Como señaló Josh Rogin, del Washington Post, el Departamento de Estado y el Departamento de Defensa deben negociar el paso seguro de los ciudadanos estadounidenses con los talibanes o enviar tropas a la ciudad para encontrar a los estadounidenses y llevarlos de vuelta al aeropuerto, una táctica peligrosa que podría convertirse fácilmente en una catástrofe similar a la de Mogadiscio.
“Las casas de los ciudadanos estadounidenses han sido saqueadas, y están escondidos porque los talibanes están aterrorizando y atormentando los barrios. Eso está ocurriendo en todo Kabul”, dijo a Rogin un alto funcionario del Congreso del Partido Republicano que ha estado recibiendo llamadas y correos electrónicos de estadounidenses en Kabul. “Hay mucha gente que está cayendo en las grietas. [La administración] no tenía un plan para manejar esto a escala masiva… Para la gente en Kabul, básicamente han dicho que depende de ellos llegar al aeropuerto”.
Mientras tanto, decenas de miles de civiles afganos que trabajaron con el ejército estadounidense intentan desesperadamente salir del país.

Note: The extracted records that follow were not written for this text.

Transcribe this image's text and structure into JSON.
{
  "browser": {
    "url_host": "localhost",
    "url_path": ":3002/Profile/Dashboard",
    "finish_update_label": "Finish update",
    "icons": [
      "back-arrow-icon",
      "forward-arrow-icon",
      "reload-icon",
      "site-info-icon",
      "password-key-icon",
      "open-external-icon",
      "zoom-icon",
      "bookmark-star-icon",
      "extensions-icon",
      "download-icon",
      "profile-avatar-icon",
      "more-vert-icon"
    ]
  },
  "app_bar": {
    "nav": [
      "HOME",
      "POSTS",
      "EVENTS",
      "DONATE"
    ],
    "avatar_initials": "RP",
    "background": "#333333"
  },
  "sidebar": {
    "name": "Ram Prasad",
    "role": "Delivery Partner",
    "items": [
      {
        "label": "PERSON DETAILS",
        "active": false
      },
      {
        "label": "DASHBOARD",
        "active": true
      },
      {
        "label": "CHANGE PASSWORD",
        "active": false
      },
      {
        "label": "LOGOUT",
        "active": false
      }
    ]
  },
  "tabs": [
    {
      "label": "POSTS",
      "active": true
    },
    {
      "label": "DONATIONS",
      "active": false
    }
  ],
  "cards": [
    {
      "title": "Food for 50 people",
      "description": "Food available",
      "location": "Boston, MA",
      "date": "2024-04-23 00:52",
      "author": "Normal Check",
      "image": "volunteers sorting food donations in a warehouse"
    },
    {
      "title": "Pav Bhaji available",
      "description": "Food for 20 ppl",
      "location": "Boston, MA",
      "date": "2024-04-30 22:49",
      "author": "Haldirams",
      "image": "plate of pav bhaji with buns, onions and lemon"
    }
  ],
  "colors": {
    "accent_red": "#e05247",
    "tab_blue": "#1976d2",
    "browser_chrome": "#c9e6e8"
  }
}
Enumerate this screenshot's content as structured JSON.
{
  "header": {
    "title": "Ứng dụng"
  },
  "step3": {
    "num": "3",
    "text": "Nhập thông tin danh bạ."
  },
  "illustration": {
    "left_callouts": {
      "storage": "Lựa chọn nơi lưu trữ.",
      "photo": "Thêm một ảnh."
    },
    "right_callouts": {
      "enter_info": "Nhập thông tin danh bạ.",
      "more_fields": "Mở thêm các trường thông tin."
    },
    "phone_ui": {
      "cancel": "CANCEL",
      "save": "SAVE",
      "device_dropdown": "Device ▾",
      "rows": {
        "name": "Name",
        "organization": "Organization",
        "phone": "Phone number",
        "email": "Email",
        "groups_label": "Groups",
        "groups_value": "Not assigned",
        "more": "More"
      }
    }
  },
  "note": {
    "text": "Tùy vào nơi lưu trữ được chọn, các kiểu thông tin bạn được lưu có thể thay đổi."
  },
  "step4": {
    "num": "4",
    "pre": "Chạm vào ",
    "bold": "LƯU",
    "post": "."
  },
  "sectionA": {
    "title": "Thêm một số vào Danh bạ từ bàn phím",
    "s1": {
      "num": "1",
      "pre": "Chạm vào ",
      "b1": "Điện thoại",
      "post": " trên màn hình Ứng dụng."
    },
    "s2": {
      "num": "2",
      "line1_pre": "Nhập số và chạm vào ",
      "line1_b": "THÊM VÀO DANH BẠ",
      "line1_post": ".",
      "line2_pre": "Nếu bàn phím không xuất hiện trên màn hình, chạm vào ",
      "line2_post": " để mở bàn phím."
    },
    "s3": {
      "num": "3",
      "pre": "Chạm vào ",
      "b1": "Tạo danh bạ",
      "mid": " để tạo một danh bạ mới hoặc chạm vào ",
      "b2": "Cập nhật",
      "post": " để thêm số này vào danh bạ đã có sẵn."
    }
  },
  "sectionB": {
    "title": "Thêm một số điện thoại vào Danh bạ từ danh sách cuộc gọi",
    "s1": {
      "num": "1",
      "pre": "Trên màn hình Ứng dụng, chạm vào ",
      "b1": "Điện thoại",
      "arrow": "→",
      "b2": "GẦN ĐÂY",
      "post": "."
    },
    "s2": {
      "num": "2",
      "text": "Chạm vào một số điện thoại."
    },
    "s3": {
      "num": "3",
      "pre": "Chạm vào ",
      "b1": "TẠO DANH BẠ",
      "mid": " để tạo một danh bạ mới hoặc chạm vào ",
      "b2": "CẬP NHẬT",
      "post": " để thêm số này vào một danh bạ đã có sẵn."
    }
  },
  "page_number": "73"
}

El gobierno de Biden ha indicado que puede haber hasta 30.000 refugiados afganos que tendrán que ser evacuados a Estados Unidos y alojados en bases militares.
En abril, Biden se presentó ante el pueblo estadounidense y prometió que no “llevaríamos a cabo una salida precipitada” en Afganistán, que terminaríamos nuestra misión allí “de forma responsable, deliberada y segura”, y que lo haríamos “en plena coordinación con nuestros aliados y socios”. Desaprobó la idea de que los talibanes invadieran el país y que el personal estadounidense tuviera que ser trasladado por aire desde los tejados.
Todo eso y más ha ocurrido en las últimas 72 horas. Y sigue ocurriendo. La largamente esperada salida estadounidense de Afganistán se ha convertido en una calamidad. Biden tiene que responder por ello.